Stadt sieht Verkehrssicherheit gefährdet

Neben fehlenden Informationen monieren die Anlieger auch, dass die Kosten, die pro Eigentümer bis zu 31 000 Euro betragen, „höchst ungleich umgelegt“ seien. So können sie nicht verstehen, dass „der Botanische Garten weitgehend verschont wird, obwohl er mit eigenen Baulichkeiten und mit einer großen Fläche von der Straße erschlossen wird“, heißt es in der Petition.

Die Stadtverwaltung, die den Einreichern das Prüfungsergebnis noch am Donnerstag schriftlich übergab, widerlegt die Einwände auf fünf Seiten als unbegründet. Warum man an der Sanierung festhält, unterstrich Wolf unter anderem mit Verweis auf den schlechten Zustand der Straße, der die Verkehrssicherheit gefährde, und den hohen Parkdruck.

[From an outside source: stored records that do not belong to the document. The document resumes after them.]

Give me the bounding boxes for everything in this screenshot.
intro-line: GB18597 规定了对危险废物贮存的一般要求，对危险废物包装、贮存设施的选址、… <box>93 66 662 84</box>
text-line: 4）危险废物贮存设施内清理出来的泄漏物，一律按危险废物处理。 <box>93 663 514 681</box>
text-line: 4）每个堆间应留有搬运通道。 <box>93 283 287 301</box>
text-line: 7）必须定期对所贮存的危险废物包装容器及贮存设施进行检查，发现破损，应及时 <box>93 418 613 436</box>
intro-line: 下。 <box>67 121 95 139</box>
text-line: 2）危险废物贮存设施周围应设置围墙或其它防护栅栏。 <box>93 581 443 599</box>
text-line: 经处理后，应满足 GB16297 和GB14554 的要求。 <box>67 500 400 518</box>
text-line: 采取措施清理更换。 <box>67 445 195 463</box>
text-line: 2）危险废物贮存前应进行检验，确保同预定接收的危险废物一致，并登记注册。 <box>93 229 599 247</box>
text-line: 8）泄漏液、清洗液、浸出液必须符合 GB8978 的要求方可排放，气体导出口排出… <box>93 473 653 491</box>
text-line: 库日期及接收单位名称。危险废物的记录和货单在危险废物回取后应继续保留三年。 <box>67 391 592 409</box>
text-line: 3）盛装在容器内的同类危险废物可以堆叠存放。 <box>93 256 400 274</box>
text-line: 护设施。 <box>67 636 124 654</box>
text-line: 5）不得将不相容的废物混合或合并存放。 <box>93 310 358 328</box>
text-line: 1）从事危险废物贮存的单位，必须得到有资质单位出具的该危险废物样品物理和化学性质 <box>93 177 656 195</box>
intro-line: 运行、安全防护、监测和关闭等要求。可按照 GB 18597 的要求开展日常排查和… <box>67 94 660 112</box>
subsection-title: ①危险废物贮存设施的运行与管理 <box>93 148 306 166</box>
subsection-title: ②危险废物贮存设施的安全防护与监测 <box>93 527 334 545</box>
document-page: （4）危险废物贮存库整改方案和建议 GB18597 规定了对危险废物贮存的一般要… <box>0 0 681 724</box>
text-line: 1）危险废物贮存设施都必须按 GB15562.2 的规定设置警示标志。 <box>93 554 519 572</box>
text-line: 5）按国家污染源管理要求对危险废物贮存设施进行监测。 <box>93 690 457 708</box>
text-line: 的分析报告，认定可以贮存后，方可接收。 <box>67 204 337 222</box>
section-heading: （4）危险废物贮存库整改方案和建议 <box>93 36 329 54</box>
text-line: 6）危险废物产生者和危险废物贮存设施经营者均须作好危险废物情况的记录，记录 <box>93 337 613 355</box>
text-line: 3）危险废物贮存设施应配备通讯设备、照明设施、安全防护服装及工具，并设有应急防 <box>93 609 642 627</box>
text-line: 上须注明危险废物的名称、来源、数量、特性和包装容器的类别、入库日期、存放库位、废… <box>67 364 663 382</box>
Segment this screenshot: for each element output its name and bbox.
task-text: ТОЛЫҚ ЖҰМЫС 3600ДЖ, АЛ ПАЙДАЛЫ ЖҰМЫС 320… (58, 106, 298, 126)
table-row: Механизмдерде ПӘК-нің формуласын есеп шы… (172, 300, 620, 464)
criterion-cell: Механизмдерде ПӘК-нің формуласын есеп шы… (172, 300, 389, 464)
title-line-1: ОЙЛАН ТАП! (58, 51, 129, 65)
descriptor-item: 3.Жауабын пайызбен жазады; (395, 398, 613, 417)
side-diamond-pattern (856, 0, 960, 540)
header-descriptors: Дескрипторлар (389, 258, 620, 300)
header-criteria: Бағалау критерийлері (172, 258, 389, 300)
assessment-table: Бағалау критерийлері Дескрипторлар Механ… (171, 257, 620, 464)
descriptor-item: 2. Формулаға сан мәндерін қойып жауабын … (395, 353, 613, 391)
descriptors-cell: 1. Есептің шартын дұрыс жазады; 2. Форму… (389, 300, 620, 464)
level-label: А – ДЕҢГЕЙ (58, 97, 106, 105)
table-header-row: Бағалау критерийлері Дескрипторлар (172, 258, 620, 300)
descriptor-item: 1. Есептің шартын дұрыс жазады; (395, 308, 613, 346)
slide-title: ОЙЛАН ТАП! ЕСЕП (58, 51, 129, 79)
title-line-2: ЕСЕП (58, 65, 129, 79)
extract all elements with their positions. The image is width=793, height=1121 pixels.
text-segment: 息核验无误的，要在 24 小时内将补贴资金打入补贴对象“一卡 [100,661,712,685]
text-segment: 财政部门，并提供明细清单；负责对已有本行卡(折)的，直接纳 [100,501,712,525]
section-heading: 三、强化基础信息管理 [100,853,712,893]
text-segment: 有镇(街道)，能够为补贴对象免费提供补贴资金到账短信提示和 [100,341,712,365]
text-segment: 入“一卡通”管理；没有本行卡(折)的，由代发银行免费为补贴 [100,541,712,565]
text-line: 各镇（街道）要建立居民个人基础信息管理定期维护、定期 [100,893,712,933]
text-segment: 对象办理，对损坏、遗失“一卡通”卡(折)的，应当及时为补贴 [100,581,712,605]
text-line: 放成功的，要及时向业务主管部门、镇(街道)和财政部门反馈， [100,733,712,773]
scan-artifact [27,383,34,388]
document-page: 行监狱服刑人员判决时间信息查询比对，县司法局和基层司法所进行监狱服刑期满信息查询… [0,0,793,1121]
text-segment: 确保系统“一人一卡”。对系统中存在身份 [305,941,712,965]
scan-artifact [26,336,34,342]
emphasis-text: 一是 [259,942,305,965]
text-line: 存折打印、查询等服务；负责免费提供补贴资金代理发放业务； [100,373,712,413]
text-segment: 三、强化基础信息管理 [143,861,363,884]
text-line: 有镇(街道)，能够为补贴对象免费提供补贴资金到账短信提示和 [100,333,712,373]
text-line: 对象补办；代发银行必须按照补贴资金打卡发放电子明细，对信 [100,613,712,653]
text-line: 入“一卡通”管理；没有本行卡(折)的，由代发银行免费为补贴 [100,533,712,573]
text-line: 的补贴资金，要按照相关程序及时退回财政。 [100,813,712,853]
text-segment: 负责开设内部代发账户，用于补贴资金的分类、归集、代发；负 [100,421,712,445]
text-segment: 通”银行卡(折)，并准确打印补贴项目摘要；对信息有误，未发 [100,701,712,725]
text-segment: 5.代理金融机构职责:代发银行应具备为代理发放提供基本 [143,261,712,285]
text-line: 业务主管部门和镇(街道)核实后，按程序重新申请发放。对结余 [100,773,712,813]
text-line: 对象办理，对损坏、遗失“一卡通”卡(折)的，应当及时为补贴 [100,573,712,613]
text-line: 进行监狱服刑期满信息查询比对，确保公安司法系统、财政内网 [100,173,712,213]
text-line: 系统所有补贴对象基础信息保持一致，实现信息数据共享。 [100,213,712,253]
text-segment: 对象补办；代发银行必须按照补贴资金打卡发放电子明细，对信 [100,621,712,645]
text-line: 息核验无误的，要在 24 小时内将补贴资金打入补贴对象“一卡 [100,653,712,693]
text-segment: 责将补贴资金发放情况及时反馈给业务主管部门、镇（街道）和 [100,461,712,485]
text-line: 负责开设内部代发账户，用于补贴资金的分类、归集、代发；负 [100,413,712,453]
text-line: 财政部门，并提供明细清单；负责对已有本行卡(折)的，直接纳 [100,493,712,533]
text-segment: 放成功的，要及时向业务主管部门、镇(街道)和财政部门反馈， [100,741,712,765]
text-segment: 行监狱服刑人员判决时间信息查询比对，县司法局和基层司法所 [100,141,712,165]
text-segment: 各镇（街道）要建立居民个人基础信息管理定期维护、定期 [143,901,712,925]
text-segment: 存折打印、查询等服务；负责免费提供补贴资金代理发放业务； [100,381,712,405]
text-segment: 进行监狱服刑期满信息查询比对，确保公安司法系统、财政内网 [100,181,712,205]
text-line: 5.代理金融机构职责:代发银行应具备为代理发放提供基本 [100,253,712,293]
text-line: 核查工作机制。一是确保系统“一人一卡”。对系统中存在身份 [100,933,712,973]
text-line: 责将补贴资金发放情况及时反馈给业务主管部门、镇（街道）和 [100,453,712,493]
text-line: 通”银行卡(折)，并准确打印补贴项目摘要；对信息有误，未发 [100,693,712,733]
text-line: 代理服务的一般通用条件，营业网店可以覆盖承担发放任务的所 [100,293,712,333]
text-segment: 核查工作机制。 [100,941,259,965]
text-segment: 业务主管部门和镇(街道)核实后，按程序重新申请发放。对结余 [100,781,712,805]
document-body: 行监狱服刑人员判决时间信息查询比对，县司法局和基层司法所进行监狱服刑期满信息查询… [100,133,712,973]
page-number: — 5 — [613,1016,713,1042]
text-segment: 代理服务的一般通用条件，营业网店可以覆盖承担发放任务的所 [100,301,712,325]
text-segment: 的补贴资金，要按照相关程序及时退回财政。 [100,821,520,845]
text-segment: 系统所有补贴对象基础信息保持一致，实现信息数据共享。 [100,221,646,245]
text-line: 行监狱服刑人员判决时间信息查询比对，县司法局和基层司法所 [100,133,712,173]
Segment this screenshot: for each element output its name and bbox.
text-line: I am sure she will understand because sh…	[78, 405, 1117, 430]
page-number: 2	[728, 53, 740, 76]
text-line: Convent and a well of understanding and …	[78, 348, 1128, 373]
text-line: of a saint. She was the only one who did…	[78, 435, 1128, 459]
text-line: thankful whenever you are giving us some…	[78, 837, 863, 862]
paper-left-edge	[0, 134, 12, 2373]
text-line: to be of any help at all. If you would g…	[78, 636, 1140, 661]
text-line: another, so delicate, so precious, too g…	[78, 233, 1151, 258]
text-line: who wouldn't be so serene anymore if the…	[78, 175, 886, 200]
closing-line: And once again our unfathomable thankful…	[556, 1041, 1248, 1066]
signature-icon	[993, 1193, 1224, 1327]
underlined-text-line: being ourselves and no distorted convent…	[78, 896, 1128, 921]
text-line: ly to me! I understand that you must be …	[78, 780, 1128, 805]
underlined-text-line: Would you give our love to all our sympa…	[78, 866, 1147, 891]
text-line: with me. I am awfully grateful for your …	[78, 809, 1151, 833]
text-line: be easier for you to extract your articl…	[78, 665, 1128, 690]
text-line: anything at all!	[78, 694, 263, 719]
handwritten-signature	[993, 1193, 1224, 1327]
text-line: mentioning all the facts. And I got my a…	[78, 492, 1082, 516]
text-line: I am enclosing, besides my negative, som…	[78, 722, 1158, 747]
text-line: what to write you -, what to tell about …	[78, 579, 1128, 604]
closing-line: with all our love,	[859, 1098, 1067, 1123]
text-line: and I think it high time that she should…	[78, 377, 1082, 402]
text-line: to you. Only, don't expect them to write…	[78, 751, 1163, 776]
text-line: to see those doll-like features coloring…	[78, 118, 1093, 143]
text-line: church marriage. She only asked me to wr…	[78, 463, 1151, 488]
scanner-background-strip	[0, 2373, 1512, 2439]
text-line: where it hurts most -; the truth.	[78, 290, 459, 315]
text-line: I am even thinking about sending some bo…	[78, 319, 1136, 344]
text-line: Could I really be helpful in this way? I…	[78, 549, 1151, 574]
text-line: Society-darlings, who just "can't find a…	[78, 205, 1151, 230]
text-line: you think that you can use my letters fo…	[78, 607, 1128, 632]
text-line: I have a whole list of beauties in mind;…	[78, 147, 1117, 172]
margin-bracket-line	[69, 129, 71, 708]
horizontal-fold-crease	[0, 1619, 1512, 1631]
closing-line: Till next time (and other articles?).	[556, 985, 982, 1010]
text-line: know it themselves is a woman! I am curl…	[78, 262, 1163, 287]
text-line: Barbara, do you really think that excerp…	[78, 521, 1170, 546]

Anlieger laden zu Vor-Ort-Termin

Den Vorwurf, dass man nur interveniert, um Ausbaubeiträge zu sparen, weist Büring indes zurück. „Wir wollen etwas Sinnvolles, wenn wir schon so viel Geld ausgeben“, erklärte sie. Daher müsse erst über Verkehrsführung und Parkkonzept geredet werden – zumal die bald entstehenden 100 Parkplätze am neuen Norma die Situation verändern. „Deshalb werden wir die Stadträte zu einer Vor-Ort-Begehung einladen.“ Auch werde sich Michaele Sojka in Erfurt darum bemühen, dass die Fördermittel nicht verfallen.

Die Landrätin brachte dennoch im Stadtrat das Geld die finanzielle Belastung ins Spiel und zwar anhand des Beispiels ihrer betagten Nachbarin. Zudem legte sie den Stadträten mit einer Frage nahe, über die Abschaffung von Ausbaubeiträgen nachzudenken.